Он был так спокоен и тверд, столько уверенности такого неоспоримого права командовать ими было в его тоне, что солдаты тут же бросились выполнять его распоряжение.

— Что вы хотите делать? — спросил офицер, который казался обескураженным.

— Болван! — прошипел Гамбара сквозь зубы. — Сейчас ты увидишь.

Из караульного помещения поспешно вышли шестеро солдат, и Гамбара обратился к ним.

— Пусть выйдет вперед капрал, — сказал он.

Из ряда, в который они поспешно выстроились, вышел один из них и салютовал губернатору.

— Посадите вашего офицера под арест, — холодно распорядился легат.

— Он должен находиться в караульном помещении под замком до моего возвращения. А ты, капрал, примешь на это время командование.

Испуганный капрал снова салютовал и двинулся по направлению к своему офицеру. В глазах лейтенанта появилось выражение беспокойства. Он зашел слишком далеко. Он никак не ожидал, что с ним так обойдутся. Он чувствовал себя в своем праве, пока выполнял всего-навсего приказания Козимо, за которые должен был отвечать Козимо.
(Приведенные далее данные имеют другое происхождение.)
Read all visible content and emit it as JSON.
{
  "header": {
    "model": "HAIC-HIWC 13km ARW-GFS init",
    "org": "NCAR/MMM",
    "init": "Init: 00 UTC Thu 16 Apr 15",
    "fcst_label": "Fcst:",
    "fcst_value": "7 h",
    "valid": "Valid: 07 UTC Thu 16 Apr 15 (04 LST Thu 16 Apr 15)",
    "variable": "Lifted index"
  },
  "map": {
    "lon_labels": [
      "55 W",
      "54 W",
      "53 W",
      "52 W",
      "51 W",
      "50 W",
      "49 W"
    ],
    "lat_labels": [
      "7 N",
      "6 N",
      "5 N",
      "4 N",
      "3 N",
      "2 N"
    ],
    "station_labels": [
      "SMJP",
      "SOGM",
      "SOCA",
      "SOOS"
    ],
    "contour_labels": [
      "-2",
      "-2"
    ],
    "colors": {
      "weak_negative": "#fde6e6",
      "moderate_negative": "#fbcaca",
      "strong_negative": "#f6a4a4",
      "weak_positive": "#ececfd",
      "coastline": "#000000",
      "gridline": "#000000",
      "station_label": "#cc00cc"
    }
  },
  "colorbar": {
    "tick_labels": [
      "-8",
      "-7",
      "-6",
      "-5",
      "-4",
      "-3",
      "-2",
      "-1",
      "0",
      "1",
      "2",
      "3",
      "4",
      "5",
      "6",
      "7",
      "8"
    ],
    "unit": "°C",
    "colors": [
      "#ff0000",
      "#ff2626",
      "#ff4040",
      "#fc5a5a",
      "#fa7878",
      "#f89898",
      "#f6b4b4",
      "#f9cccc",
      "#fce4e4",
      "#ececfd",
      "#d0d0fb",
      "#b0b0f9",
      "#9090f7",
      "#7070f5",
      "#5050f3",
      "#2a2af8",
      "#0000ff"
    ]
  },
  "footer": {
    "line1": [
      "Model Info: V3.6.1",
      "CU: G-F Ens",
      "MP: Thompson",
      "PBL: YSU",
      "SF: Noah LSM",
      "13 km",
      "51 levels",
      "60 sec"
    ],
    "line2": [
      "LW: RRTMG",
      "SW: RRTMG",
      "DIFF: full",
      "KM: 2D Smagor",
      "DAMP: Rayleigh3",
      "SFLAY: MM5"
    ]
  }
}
А вместо этого оказалось, что губернатор собирается сделать ответственным его самого. Что бы он ни сделал сам, он прекрасно знал — так же, как знал это и Гамбара, — что его солдаты никогда не осмелятся ослушаться губернатора, который представлял здесь высшую власть, был первым после папы.

— Милорд, — воскликнул он. — У меня был приказ от капитана стражи порядка.

— И вы смеете утверждать, что этот приказ включал и моих посланников, и меня самого? — возмутился утонченный прелат.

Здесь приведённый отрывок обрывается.